Last month, the U.S. government expelled 60 Russian diplomats in retaliation for the nerve agent poisoning of former spy Sergei Skripal and his daughter Yulia in Great Britain. Even as the U.S. contemplates resettling the Skripals in America with new identities, word emerged Wednesday that among those expelled diplomats were spies responsible for identifying and surveilling Russian defectors.
While the CIA is responsible for overseas espionage, it is prohibited by law from operating within the U.S. The counterintelligence mission — discovering who among the foreign diplomatic corps is really a spy and who within our own government is spying for the other side — belongs largely to the FBI. And they’re pretty good at it.
The Skripal poisoning gave the U.S. the justification necessary to expel people it knew were bad, but about whom it could do nothing without tipping its hand. In one respect, it should be comforting to know that American counterintelligence officers were good enough to know that these Russians were up to no good. But this case reveals just how precarious a situation these former spies find themselves.
Putin’s British killing spree
No secret is perfectly safe, even in the witness protection program. And when Vladimir Putin is involved, no former spy is safe, either.
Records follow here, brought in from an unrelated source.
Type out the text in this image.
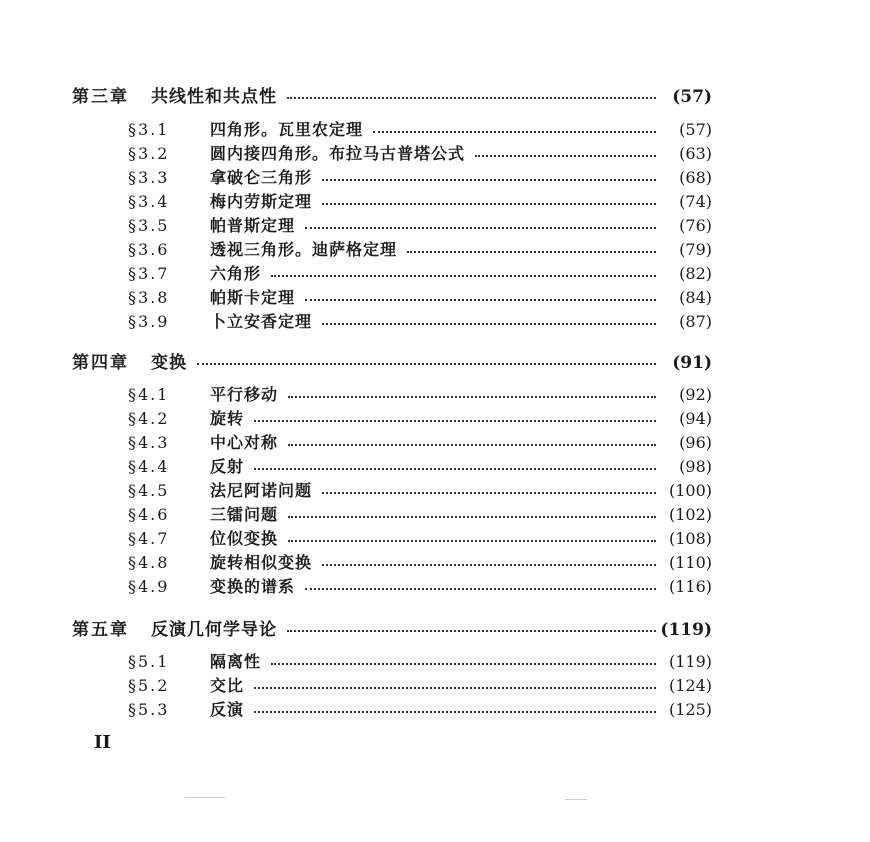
第三章 共线性和共点性	(57)
§3.1	四角形。瓦里农定理	(57)
§3.2	圆内接四角形。布拉马古普塔公式	(63)
§3.3	拿破仑三角形	(68)
§3.4	梅内劳斯定理	(74)
§3.5	帕普斯定理	(76)
§3.6	透视三角形。迪萨格定理	(79)
§3.7	六角形	(82)
§3.8	帕斯卡定理	(84)
§3.9	卜立安香定理	(87)
第四章 变换	(91)
§4.1	平行移动	(92)
§4.2	旋转	(94)
§4.3	中心对称	(96)
§4.4	反射	(98)
§4.5	法尼阿诺问题	(100)
§4.6	三镭问题	(102)
§4.7	位似变换	(108)
§4.8	旋转相似变换	(110)
§4.9	变换的谱系	(116)
第五章 反演几何学导论	(119)
§5.1	隔离性	(119)
§5.2	交比	(124)
§5.3	反演	(125)
II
The Skripal case and the poisoning of Alexander Litvinenko with polonium-laced tea are but two examples of Putin’s brash willingness to settle old scores.
BuzzFeed News has (perhaps somewhat surprisingly) done excellent work exposing the former spymaster’s trail of suspicious deaths across Britain, including:
- Russian diplomat Igor Ponomarev, who died suddenly just days before Litvinenko, after exhibiting symptoms that suggested poisoning. He was scheduled to meet with an Italian investigating Russian security service activities there.
- Yuri Golubev, who ran the now-defunct Russian oil company Yukos, was close friends and business associates with an outspoken critic of Putin. The Independent reported in 2007 that evidence suggested “he died peacefully, possibly in his sleep.” Intelligence officials think he was assassinated.
- Financier and whistleblower Alexander Perepilichnyy, who appears to have been poisoned during a trip to Paris in 2012.
Putin hasn’t confined his activities to just Russians, either. In 2010, police found the body of British spy Gareth Williams inside a padlocked gym bag in his bathtub. And in 2016, Matthew Puncher, the scientist who proved Russian involvement in the Litvinenko poisoning, was found dead in what was officially ruled a suicide. He supposedly stabbed himself multiple times.
The secrets usually come out
Benjamin Franklin wrote, “three may keep a secret if two are dead.” Whenever someone tells me the latest conspiracy theory, I remind them of this truism. The sad fact is that when it comes to keeping secrets, humans just aren’t that good at it — even the ones with security clearances.
That’s not always a bad thing. The public is just now learning about this troubling Russian surveillance, but that doesn’t mean the FBI just figured it out. They’ve been spying on the spies, and doing it well.
While Americans worry with some justification about the intrusion of the “surveillance state” on personal liberties, against the backdrop of Russian intelligence operations in Britain, these capabilities are more than justified. It’s not paranoia if they’re actually out to get you.
When someone is determined to discover someone else’s secrets, they can usually find a way. This is not to say that we don’t still have the obligation to maintain our nation’s secrets; we certainly do. But we can be thankful that there are people on our side who are good at getting the other side to reveal theirs.